Leggenda vuole che un giovane innamorato della santa volle in regali i suoi occhi bellissimi e Lucia glieli diede e le ricrebbero più belli di prima. Proprio per questo Santa Lucia è la protettrice della vista e protettrice della città di Siracusa ma ha un posto speciale nel cuore dei palermitani che al 13 dicembre, per osservanza, non mangiano pane e pasta in ricordo di un miracolo attribuito alla Santa. All’origine di questa vicinanza e di questa devozione la storia ci ricorda che l’anno 1646 per i palermitani fu un anno di tremenda carestia, sofferenze e fame.

Un bastimento carico di grano giunse al porto di sorpresa e la gente che per mesi aveva patito fame non ebbe la pazienza di attendere di macinare il grano e lo bollì aggiungendo solo poco olio saziandosi frettolosamente. Questo procedimento dette luogo alla creazione della “Cuccìa”; ed è cosi che per tradizione in quel giorno i palermitani si astengono dal mangiare pane e pasta ma non per una questione di penitenza ma per una precisa tradizione volta all’utilizzo esclusivo di questi ingredienti usati anche per risotti e timballi vari che diedero vita alle famosissime “Arancine” divenute un vero vanto e gioia assoluta per il palato per quel giorno.

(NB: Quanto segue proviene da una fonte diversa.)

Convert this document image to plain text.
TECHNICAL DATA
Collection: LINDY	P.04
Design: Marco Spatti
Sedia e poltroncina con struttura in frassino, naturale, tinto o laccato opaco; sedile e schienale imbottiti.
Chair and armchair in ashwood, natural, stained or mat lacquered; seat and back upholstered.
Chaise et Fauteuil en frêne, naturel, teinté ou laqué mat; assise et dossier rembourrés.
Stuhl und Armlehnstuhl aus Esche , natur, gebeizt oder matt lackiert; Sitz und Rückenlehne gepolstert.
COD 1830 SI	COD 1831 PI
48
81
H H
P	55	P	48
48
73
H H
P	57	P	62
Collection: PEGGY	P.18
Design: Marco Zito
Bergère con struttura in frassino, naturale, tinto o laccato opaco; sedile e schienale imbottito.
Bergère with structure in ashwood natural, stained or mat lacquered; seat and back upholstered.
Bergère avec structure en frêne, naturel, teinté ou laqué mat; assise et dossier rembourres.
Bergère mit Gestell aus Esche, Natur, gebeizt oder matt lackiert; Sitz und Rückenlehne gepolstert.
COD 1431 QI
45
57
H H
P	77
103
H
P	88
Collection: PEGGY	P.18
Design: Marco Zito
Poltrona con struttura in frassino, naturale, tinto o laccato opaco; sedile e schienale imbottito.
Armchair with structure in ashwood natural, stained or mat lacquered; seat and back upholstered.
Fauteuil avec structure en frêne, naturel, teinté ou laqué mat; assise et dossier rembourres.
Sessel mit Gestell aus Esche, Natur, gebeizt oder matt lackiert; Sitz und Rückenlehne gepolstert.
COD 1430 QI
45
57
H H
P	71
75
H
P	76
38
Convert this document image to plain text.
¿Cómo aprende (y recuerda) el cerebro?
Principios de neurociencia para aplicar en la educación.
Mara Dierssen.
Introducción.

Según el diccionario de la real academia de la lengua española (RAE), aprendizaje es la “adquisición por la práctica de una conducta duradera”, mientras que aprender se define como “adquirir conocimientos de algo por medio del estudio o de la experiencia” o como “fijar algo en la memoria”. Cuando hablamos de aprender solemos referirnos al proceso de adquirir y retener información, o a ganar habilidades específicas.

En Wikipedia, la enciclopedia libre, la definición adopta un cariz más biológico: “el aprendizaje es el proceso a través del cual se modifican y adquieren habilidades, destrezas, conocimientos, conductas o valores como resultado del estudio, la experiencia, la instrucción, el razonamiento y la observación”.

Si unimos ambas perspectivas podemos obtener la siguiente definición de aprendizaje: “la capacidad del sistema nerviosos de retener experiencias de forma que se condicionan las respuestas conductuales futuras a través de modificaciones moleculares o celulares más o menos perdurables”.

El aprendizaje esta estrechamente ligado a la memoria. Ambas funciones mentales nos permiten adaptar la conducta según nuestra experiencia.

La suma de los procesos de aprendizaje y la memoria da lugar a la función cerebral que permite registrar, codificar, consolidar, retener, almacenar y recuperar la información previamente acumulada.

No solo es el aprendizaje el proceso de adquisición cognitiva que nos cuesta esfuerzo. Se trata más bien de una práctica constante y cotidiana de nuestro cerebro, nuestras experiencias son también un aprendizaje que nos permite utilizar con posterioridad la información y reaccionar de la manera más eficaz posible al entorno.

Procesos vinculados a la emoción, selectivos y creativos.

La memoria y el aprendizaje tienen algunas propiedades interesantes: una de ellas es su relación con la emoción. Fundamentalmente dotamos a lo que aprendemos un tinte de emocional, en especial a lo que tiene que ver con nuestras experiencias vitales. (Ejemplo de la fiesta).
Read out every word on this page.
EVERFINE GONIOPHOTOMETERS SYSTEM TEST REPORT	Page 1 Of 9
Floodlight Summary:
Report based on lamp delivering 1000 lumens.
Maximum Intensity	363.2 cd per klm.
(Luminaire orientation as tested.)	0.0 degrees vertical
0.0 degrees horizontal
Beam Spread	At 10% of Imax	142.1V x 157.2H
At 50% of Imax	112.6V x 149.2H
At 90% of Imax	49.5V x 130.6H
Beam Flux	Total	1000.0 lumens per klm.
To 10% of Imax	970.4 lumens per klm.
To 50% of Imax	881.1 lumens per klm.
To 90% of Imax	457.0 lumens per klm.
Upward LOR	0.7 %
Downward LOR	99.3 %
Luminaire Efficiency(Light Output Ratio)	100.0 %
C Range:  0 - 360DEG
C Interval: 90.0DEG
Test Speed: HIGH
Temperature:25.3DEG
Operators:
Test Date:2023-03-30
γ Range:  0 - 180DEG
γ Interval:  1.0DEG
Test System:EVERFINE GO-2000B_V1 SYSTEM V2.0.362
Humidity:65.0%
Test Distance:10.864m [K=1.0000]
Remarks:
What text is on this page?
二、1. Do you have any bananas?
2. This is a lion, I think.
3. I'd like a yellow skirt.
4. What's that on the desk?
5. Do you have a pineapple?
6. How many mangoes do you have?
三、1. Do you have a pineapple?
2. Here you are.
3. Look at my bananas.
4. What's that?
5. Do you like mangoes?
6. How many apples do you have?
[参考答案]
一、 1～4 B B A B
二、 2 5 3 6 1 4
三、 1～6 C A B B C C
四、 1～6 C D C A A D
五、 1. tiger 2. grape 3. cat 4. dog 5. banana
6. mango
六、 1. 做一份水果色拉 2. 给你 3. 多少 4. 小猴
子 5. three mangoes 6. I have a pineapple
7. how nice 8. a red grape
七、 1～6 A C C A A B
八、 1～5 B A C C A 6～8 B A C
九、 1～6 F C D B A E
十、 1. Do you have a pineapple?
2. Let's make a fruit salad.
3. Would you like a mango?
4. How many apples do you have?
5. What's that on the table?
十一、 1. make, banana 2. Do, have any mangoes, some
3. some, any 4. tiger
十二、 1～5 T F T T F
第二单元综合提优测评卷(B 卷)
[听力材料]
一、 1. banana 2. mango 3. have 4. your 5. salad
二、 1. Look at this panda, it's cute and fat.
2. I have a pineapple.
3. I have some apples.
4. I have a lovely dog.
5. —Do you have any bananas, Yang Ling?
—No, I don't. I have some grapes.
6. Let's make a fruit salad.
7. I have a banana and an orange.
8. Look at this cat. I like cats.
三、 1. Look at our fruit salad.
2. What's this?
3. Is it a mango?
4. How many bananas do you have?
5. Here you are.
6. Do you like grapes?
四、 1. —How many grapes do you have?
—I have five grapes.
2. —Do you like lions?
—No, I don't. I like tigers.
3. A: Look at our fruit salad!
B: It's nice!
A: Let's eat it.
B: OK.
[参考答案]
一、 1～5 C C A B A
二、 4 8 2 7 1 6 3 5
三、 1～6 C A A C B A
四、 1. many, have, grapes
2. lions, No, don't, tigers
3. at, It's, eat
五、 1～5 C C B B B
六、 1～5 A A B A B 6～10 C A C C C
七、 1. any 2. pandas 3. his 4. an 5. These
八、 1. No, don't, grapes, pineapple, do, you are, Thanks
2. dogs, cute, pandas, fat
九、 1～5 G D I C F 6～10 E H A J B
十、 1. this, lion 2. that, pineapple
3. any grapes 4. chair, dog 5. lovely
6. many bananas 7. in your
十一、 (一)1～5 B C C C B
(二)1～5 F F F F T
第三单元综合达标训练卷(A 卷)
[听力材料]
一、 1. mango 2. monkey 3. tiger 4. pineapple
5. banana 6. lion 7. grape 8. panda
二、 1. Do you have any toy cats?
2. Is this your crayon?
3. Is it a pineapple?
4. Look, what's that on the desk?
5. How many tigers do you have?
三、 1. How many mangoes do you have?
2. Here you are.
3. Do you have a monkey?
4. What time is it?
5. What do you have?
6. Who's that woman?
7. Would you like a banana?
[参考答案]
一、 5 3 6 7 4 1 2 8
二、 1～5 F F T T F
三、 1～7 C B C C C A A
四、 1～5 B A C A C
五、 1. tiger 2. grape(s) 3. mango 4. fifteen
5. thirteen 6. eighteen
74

L’arancina sembra sia nata da un antica modalità araba di mangiare il riso e si narra che il timballo stesso sia stato inventato da un emiro. L’idea di appallottolare pugni di riso con lo zafferano per poi condirlo con erbe e carne divenne presto cibo prelibato alla corte di Federico II nel 13° , dove si pensò di panarlo e friggerlo per renderlo compatto, croccante per infonderne una sorta di versione “gourmet” che piacque molto e che ad oggi lo configura come un cibo prediletto e amatissimo dai siciliani. Le arancine classiche erano condite con carne o burro ma con il passare degli anni, chef ed appassionati crearono delle varianti coraggiose e magari azzardate inserendo altri gusti come i frutti di mare, caviale di lumaca, pesce spada, verdure, spinaci fino ad approdare a gusti dolci come il cioccolato. Meta assoluta dei palati anche dei turisti, le arancine sono diventate un vero investimento commerciale e una sfida culinaria presa sul serio praticamente da tutti i bar e pasticcerie che al 13 dicembre sfoggiano orgogliosi accanto alle classiche carne o burro anche la propria versione di arancina quasi come fosse una sfida da contrade del Palio di Siena.

Un evento sacro e culinario in un giorno che la tradizione popolare designa quale giorno più corto dell’anno con meno luce difatti nei giorni tra il 7 e il 15 dicembre il sole tramonta poco prima dell 16:30.